N’est-ce pas ? Et l’assommage laisse a voir que parfois, finalement, croire, c’est moins chronophage que savoir Jolie, merveilleuse, ouais, soit. Mais pas seulement ; La théorie d’la terre creuse, est plate, et inversement
On trouve la métaphore de l’assommement, donc de la violence derrière une forme d’apathie et de soumission. La personnification joue un rôle révélateur, de la préférence pour la croyance plutôt que pour le savoir qualifié de «chronophage» (expression inattendue pour signifier que se renseigner, tenter de comprendre, de connaître, mange, prend du temps davantage que l’opinion, la croyance sans solides fondements, plus faciles, rapides).
L’artiste va ensuite énumérer par allusions les différentes théories du complot : la terre plate, les «délires lunaires», déforme les «vraies magouilles».
« Mais gare aux simulacres, à ce qu’il y a derrière, et qui te l’amène
gare aux écarts, ainsi, de l’art de discerner le vrai de la merde«
C’est une incitation à l’impératif à se méfier des leurres, des feintes, des simulacres, qui donnent une apparence de bon sens, de cerner la vérité, la dévoiler. Il faut décortiquer ces théories, les percer à jour et identifier les sources «qui te l’amène». Dans quel intérêt aussi donc ?
«Art de discerner le vrai de la merde» : c’est l’esprit critique, le sentiment de la vérité, du fake, du montage s’apprend, s’exerce, c’est même tout un art que le discernement critique éclairé.
« ça complote, ça pense à tout
quand ils se passe des choses, on sait ce qui se cache dessous.
Complot. Complots partout.
Qu’importe la question qu’on se pose, de toute façon, c’est la réponse à tout »
La théorie du complot c’est la simplicité qui donne l’impression du réfléchi. Ca permet de tout expliquer, les coulisses, les acteurs non identifiés. On peut la voir partout. Elle permet de répondre à tout.
« ça te dit qu’tu fais pas ce que tu veux. Que c’est peut-être même pas toi qui agit
qu’en fait, t’es manipulé. Que c’est pas toi qui contrôle tes beuj’
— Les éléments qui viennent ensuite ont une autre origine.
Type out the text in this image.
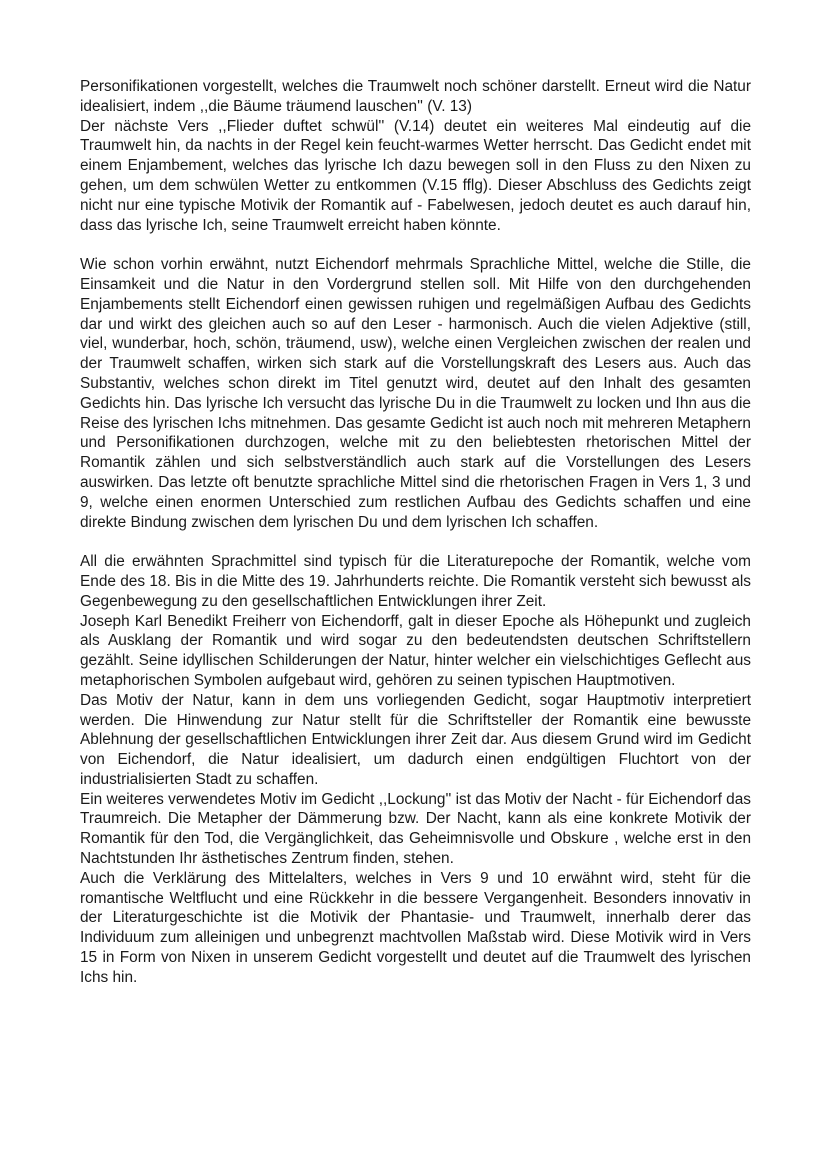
Personifikationen vorgestellt, welches die Traumwelt noch schöner darstellt. Erneut wird die Natur idealisiert, indem ,,die Bäume träumend lauschen'' (V. 13)

Der nächste Vers ,,Flieder duftet schwül'' (V.14) deutet ein weiteres Mal eindeutig auf die Traumwelt hin, da nachts in der Regel kein feucht-warmes Wetter herrscht. Das Gedicht endet mit einem Enjambement, welches das lyrische Ich dazu bewegen soll in den Fluss zu den Nixen zu gehen, um dem schwülen Wetter zu entkommen (V.15 fflg). Dieser Abschluss des Gedichts zeigt nicht nur eine typische Motivik der Romantik auf - Fabelwesen, jedoch deutet es auch darauf hin, dass das lyrische Ich, seine Traumwelt erreicht haben könnte.

Wie schon vorhin erwähnt, nutzt Eichendorf mehrmals Sprachliche Mittel, welche die Stille, die Einsamkeit und die Natur in den Vordergrund stellen soll. Mit Hilfe von den durchgehenden Enjambements stellt Eichendorf einen gewissen ruhigen und regelmäßigen Aufbau des Gedichts dar und wirkt des gleichen auch so auf den Leser - harmonisch. Auch die vielen Adjektive (still, viel, wunderbar, hoch, schön, träumend, usw), welche einen Vergleichen zwischen der realen und der Traumwelt schaffen, wirken sich stark auf die Vorstellungskraft des Lesers aus. Auch das Substantiv, welches schon direkt im Titel genutzt wird, deutet auf den Inhalt des gesamten Gedichts hin. Das lyrische Ich versucht das lyrische Du in die Traumwelt zu locken und Ihn aus die Reise des lyrischen Ichs mitnehmen. Das gesamte Gedicht ist auch noch mit mehreren Metaphern und Personifikationen durchzogen, welche mit zu den beliebtesten rhetorischen Mittel der Romantik zählen und sich selbstverständlich auch stark auf die Vorstellungen des Lesers auswirken. Das letzte oft benutzte sprachliche Mittel sind die rhetorischen Fragen in Vers 1, 3 und 9, welche einen enormen Unterschied zum restlichen Aufbau des Gedichts schaffen und eine direkte Bindung zwischen dem lyrischen Du und dem lyrischen Ich schaffen.

All die erwähnten Sprachmittel sind typisch für die Literaturepoche der Romantik, welche vom Ende des 18. Bis in die Mitte des 19. Jahrhunderts reichte. Die Romantik versteht sich bewusst als Gegenbewegung zu den gesellschaftlichen Entwicklungen ihrer Zeit.

Joseph Karl Benedikt Freiherr von Eichendorff, galt in dieser Epoche als Höhepunkt und zugleich als Ausklang der Romantik und wird sogar zu den bedeutendsten deutschen Schriftstellern gezählt. Seine idyllischen Schilderungen der Natur, hinter welcher ein vielschichtiges Geflecht aus metaphorischen Symbolen aufgebaut wird, gehören zu seinen typischen Hauptmotiven.

Das Motiv der Natur, kann in dem uns vorliegenden Gedicht, sogar Hauptmotiv interpretiert werden. Die Hinwendung zur Natur stellt für die Schriftsteller der Romantik eine bewusste Ablehnung der gesellschaftlichen Entwicklungen ihrer Zeit dar. Aus diesem Grund wird im Gedicht von Eichendorf, die Natur idealisiert, um dadurch einen endgültigen Fluchtort von der industrialisierten Stadt zu schaffen.

Ein weiteres verwendetes Motiv im Gedicht ,,Lockung'' ist das Motiv der Nacht - für Eichendorf das Traumreich. Die Metapher der Dämmerung bzw. Der Nacht, kann als eine konkrete Motivik der Romantik für den Tod, die Vergänglichkeit, das Geheimnisvolle und Obskure , welche erst in den Nachtstunden Ihr ästhetisches Zentrum finden, stehen.

Auch die Verklärung des Mittelalters, welches in Vers 9 und 10 erwähnt wird, steht für die romantische Weltflucht und eine Rückkehr in die bessere Vergangenheit. Besonders innovativ in der Literaturgeschichte ist die Motivik der Phantasie- und Traumwelt, innerhalb derer das Individuum zum alleinigen und unbegrenzt machtvollen Maßstab wird. Diese Motivik wird in Vers 15 in Form von Nixen in unserem Gedicht vorgestellt und deutet auf die Traumwelt des lyrischen Ichs hin.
te dit que ça va t’ouvrir les yeux sans faire dans l’idéologie«
Il développe sur le même genre d’idées en combinant celle de liberté absente «fais pas ce que tu veux». Il fait l’hypothèse qu’on serait même des pantins totalement manipulés donc déresponsabilisés aussi. Ces prétentions sont mensongères aussi car 100% idéologiques et soit-disant dans la lucidité.
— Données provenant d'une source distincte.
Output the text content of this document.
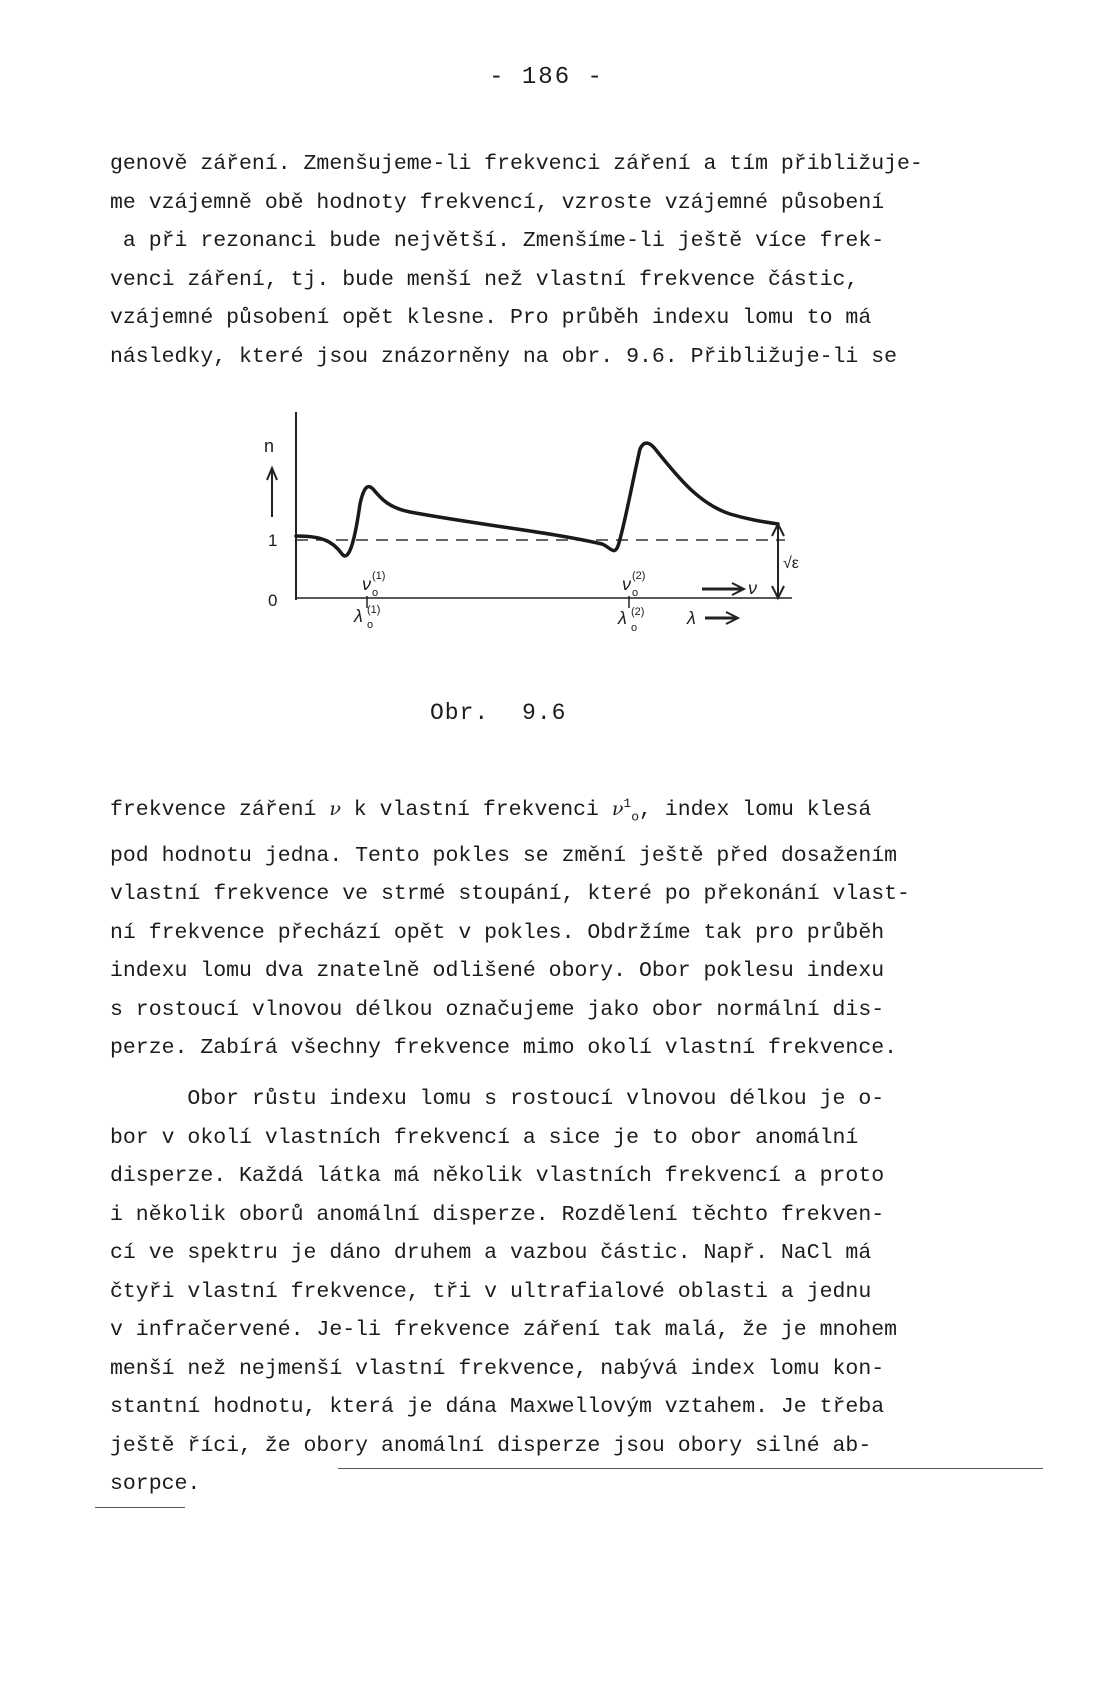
- 186 -
genově záření. Zmenšujeme-li frekvenci záření a tím přibližuje-
me vzájemně obě hodnoty frekvencí, vzroste vzájemné působení
a při rezonanci bude největší. Zmenšíme-li ještě více frek-
venci záření, tj. bude menší než vlastní frekvence částic,
vzájemné působení opět klesne. Pro průběh indexu lomu to má
následky, které jsou znázorněny na obr. 9.6. Přibližuje-li se
n
1
0
√ε
ν o
(1)
λ o
(1)
ν o
(2)
λ o
(2)
ν
λ
Obr. 9.6
frekvence záření ν k vlastní frekvenci $\nu^1_o$, index lomu klesá
pod hodnotu jedna. Tento pokles se změní ještě před dosažením
vlastní frekvence ve strmé stoupání, které po překonání vlast-
ní frekvence přechází opět v pokles. Obdržíme tak pro průběh
indexu lomu dva znatelně odlišené obory. Obor poklesu indexu
s rostoucí vlnovou délkou označujeme jako obor normální dis-
perze. Zabírá všechny frekvence mimo okolí vlastní frekvence.
Obor růstu indexu lomu s rostoucí vlnovou délkou je o-
bor v okolí vlastních frekvencí a sice je to obor anomální
disperze. Každá látka má několik vlastních frekvencí a proto
i několik oborů anomální disperze. Rozdělení těchto frekven-
cí ve spektru je dáno druhem a vazbou částic. Např. NaCl má
čtyři vlastní frekvence, tři v ultrafialové oblasti a jednu
v infračervené. Je-li frekvence záření tak malá, že je mnohem
menší než nejmenší vlastní frekvence, nabývá index lomu kon-
stantní hodnotu, která je dána Maxwellovým vztahem. Je třeba
ještě říci, že obory anomální disperze jsou obory silné ab-
sorpce.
Déresponsabilisation encore : on se kiffe à s’imaginer de bonnes scènes et de bonnes fables on nique la vérité, de la culpabilité se défausse si tout n’est que fruit de la volonté de types qui bouffent des gosses
«Mais au fond tu sais que toutes ces conneries ne servent qu’a te masquer
le fait que ton véritable ennemie, en fait, il ne s’est jamais planqué»
L’objectif est exprimé par la tournure restrictive «ne servent que» à cacher la vérité : celle de l’apathie, de la soumission volontaire générale, car on y trouve du confort quelque part. On utilise l’argument défaitiste, le non-espoir, la fatalité comme bonne raison de le vouloir car «de toute façon ça ne changera rien». Une forme de résignation justifie en fait la non action.
« que tu nages en pleine apathie, t’y conforte, et perdure
et ouais, pourquoi jouer la partie si elle est déjà perdue ?
Faut croire que parfois ça arrange de croire qu’on ne pourrait
de toute façon, rien pour que ça change et ce, même si on le voulait«
«c’est rassurant de croire que quelqu’un tient les rennes»
«qu’on y est pour rien, finalement. Que ce n’est qu’une volonté malsaine»
Une allusion aux théories de la certitude «on est sûr»
La strophe 8 résume très bien toute la thèse du texte : La métaphore de la digestion (qui serait l’esprit critique) est utilisée par la négative. Les gens gobent tout justement. Certaines réification avec le pronom «ça». On fait croire que c’est cela le doute. Dans une logique publicitaire, des pseudos certitudes sont promues par les complotistes.
ça graille sans mastiquer puis ça se gerbe entre les dents ça fait peur si c’est ça « douter ». Entre deux pages de pubs, les chercheurs de vérité se font promoteurs de certitudes.